In comparison to Ghana, a top cocoa and gold exporter with similar geographic features, Mozambique has not taken advantage of its resources to develop more sustainably. At the low end of Transparency International’s Corruption Index, Mozambique’s weak institutional infrastructure indicates that the country’s natural resource wealth may, in fact, have a negative impact on the economy (Bucuane and Mulder 2007) and therefore requires a different development model. The first article in this special issue examines climate change impacts and adaptation options in Mozambique using modeling approaches. Thurlow and co-authors present a modeling framework
that investigates the range of impacts on Mozambique’s
environment and economy by using the wettest find more and Tozasertib mw driest climate scenarios, at global and local levels. The first striking result is the contrasting impact depending on whether the extreme scenarios selleck chemicals llc were local or global. The authors predict that the frequency of most severe floods will double or quadruple under the global extreme scenarios, but will remain about the same in the local wet/dry scenarios. Crop yields show both negative and positive impacts under most conditions, but the authors found that hydropower generation and road networks will suffer negative long-term impacts from just about all climate change scenarios. The study concludes with transport, agriculture,
and education adaptation strategies. In his article, Ernest Moula introduces a different variable, gender, into the analysis of climate change impacts on agricultural yield in Cameroon where three quarters of food crop farmers are women.
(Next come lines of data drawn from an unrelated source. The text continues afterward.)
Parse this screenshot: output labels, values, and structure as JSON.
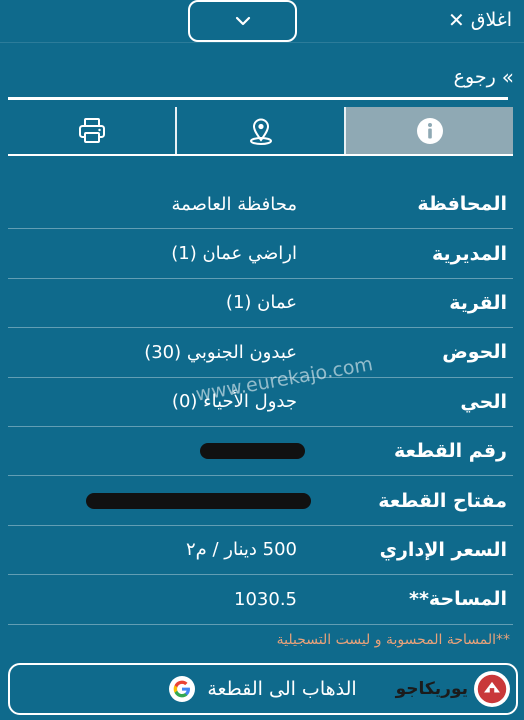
{
  "topbar": {
    "close_label": "اغلاق",
    "close_icon": "x-icon",
    "collapse_icon": "chevron-down-icon"
  },
  "nav": {
    "back_label": "رجوع",
    "back_icon": "double-chevron-icon"
  },
  "tabs": [
    {
      "name": "print",
      "icon": "printer-icon",
      "active": false
    },
    {
      "name": "location",
      "icon": "map-pin-icon",
      "active": false
    },
    {
      "name": "info",
      "icon": "info-icon",
      "active": true
    }
  ],
  "details": [
    {
      "label": "المحافظة",
      "value": "محافظة العاصمة"
    },
    {
      "label": "المديرية",
      "value": "اراضي عمان (1)"
    },
    {
      "label": "القرية",
      "value": "عمان (1)"
    },
    {
      "label": "الحوض",
      "value": "عبدون الجنوبي (30)"
    },
    {
      "label": "الحي",
      "value": "جدول الأحياء (0)"
    },
    {
      "label": "رقم القطعة",
      "value": ""
    },
    {
      "label": "مفتاح القطعة",
      "value": ""
    },
    {
      "label": "السعر الإداري",
      "value": "500 دينار / م٢"
    },
    {
      "label": "المساحة**",
      "value": "1030.5"
    }
  ],
  "watermark": "www.eurekajo.com",
  "note": "**المساحة المحسوبة و ليست التسجيلية",
  "goto_button": {
    "label": "الذهاب الى القطعة",
    "icon": "google-g-icon"
  },
  "brand": {
    "text": "يوريكاجو",
    "icon": "eurekajo-logo-icon"
  },
  "colors": {
    "background": "#0f6a8c",
    "active_tab": "#8fa9b4",
    "note": "#e8a27a",
    "redaction": "#111111"
  }
}
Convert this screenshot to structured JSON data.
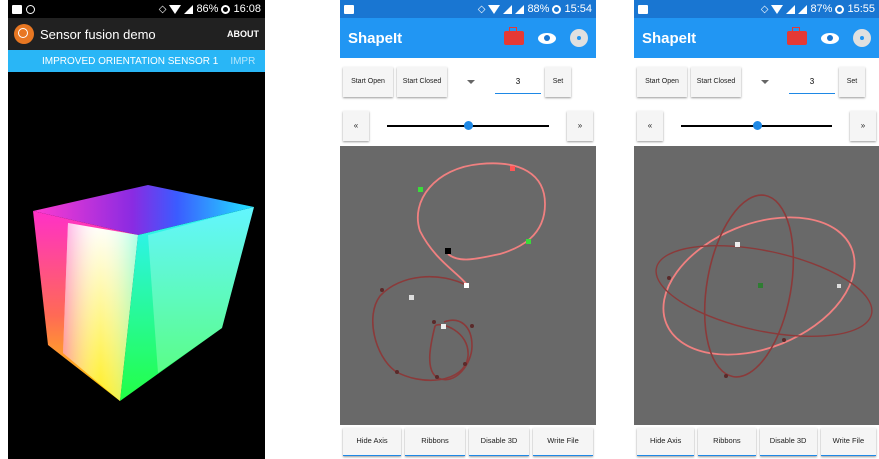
{
  "phone1": {
    "status": {
      "battery": "86%",
      "time": "16:08"
    },
    "title": "Sensor fusion demo",
    "about": "ABOUT",
    "tabs": [
      "IMPROVED ORIENTATION SENSOR 1",
      "IMPR"
    ]
  },
  "phone2": {
    "status": {
      "battery": "88%",
      "time": "15:54"
    },
    "title": "ShapeIt",
    "start_open": "Start Open",
    "start_closed": "Start Closed",
    "number_value": "3",
    "set_label": "Set",
    "prev_label": "«",
    "next_label": "»",
    "slider_value": 0.5,
    "bottom": [
      "Hide Axis",
      "Ribbons",
      "Disable 3D",
      "Write File"
    ]
  },
  "phone3": {
    "status": {
      "battery": "87%",
      "time": "15:55"
    },
    "title": "ShapeIt",
    "start_open": "Start Open",
    "start_closed": "Start Closed",
    "number_value": "3",
    "set_label": "Set",
    "prev_label": "«",
    "next_label": "»",
    "slider_value": 0.5,
    "bottom": [
      "Hide Axis",
      "Ribbons",
      "Disable 3D",
      "Write File"
    ]
  },
  "colors": {
    "statusbar": "#1976d2",
    "toolbar": "#2196f3",
    "tabbar": "#29b6f6",
    "canvas": "#696969",
    "curve_light": "#f08080",
    "curve_dark": "#8b3a3a"
  }
}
The study shows how women, whose farms often earn lower profits, adapt to uncertainties in yield versus those of men, relying less on adaptations that require extensive resource use, and are less likely to consider migration. In general, farmers are willing to employ Farnesyltransferase various risk management options to deal with uncertain weather patterns, and women tend to shift to crops that require less work and investment when responding to rainfall signals. Women were also found to be less likely to resort to labor migration in times of low farm productivity. The next two articles examine the institutional limitations in implementing government policies for water sanitation in Tanzania and Environmental Impact Assessment in Malawi focusing on the policy implementation process led by various levels of governments. The contributors assess how these policies facilitate the engagement of relevant stakeholders in the project. Jimenez and Perez-Foguet explore the decentralization of responsibilities to regional governments and village councils towards ensuring adequate water supply to rural communities.